Cela rend toute comparaison des données de 2013 avec les données de 2014-16 impossible, mais il n’y a pas de cohérence ici non plus, car certaines parties de la proposition de budget et des projections tiennent compte de l’existence du rééquilibrage, donc dans l’explication, il y a un tableau détaillé dans lequel le déficit du budget de l’État est de 4,8 %, tandis que quelques pages plus loin, ce même déficit est de 3 %.
- Y a-t-il un sens à analyser une telle proposition de budget ou à discuter de quel ministre verra son montant proposé augmenté ou diminué ? Comment les représentants parlementaires – qui doivent discuter et voter sur les deux documents – vont-ils s’en sortir ? – demande Ott.

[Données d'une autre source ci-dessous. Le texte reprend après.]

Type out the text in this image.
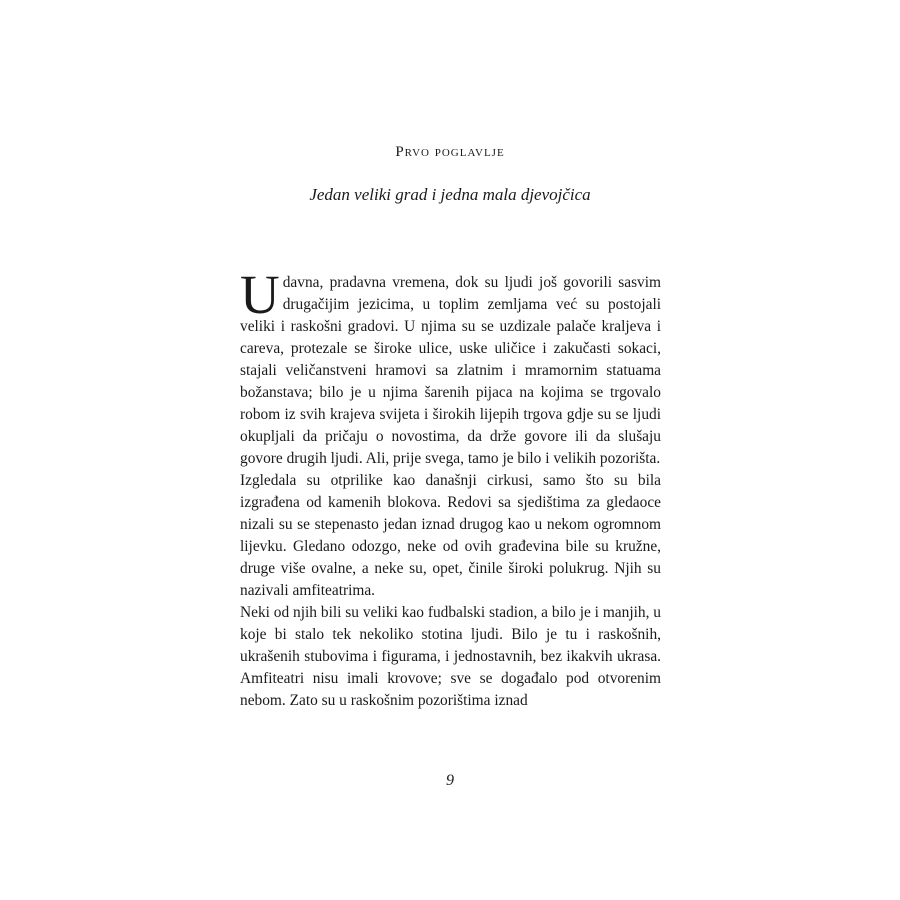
Prvo poglavlje
Jedan veliki grad i jedna mala djevojčica

Udavna, pradavna vremena, dok su ljudi još govorili sasvim drugačijim jezicima, u toplim zemljama već su postojali veliki i raskošni gradovi. U njima su se uzdizale palače kraljeva i careva, protezale se široke ulice, uske uličice i zakučasti sokaci, stajali veličanstveni hramovi sa zlatnim i mramornim statuama božanstava; bilo je u njima šarenih pijaca na kojima se trgovalo robom iz svih krajeva svijeta i širokih lijepih trgova gdje su se ljudi okupljali da pričaju o novostima, da drže govore ili da slušaju govore drugih ljudi. Ali, prije svega, tamo je bilo i velikih pozorišta.

Izgledala su otprilike kao današnji cirkusi, samo što su bila izgrađena od kamenih blokova. Redovi sa sjedištima za gledaoce nizali su se stepenasto jedan iznad drugog kao u nekom ogromnom lijevku. Gledano odozgo, neke od ovih građevina bile su kružne, druge više ovalne, a neke su, opet, činile široki polukrug. Njih su nazivali amfiteatrima.

Neki od njih bili su veliki kao fudbalski stadion, a bilo je i manjih, u koje bi stalo tek nekoliko stotina ljudi. Bilo je tu i raskošnih, ukrašenih stubovima i figurama, i jednostavnih, bez ikakvih ukrasa. Amfiteatri nisu imali krovove; sve se događalo pod otvorenim nebom. Zato su u raskošnim pozorištima iznad

9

Il est particulièrement préoccupant qu’il semble n’y avoir aucune fin à l’optimisme – le budget pour 2013 adopté en décembre 2012 était basé sur une croissance du PIB irréaliste de 1,8 %, le Gouvernement l’a réduit à 0,7 % lors du rééquilibrage en avril, et à 0,2 % en novembre. Malheureusement, cela est également trop optimiste, car la Commission prévoit une baisse de 0,7 % pour 2013, et le Fonds prévoit 0,75 %, avertit l’auteur.
Elle souligne que la croissance du PIB est planifiée de manière trop optimiste et irréaliste pour les années à venir – pour 2014, le Gouvernement prévoit 1,4 %, la Commission 0,5 %, pour 2015, le Gouvernement 2,2 %, la Commission 1,2 %, tandis que le FMI n’ose même pas offrir de chiffres concrets, s’attendant plutôt à une « modeste reprise » en 2014, et tant le FMI que la Commission avertissent des risques significatifs que leur croissance projetée pourrait ne pas se matérialiser.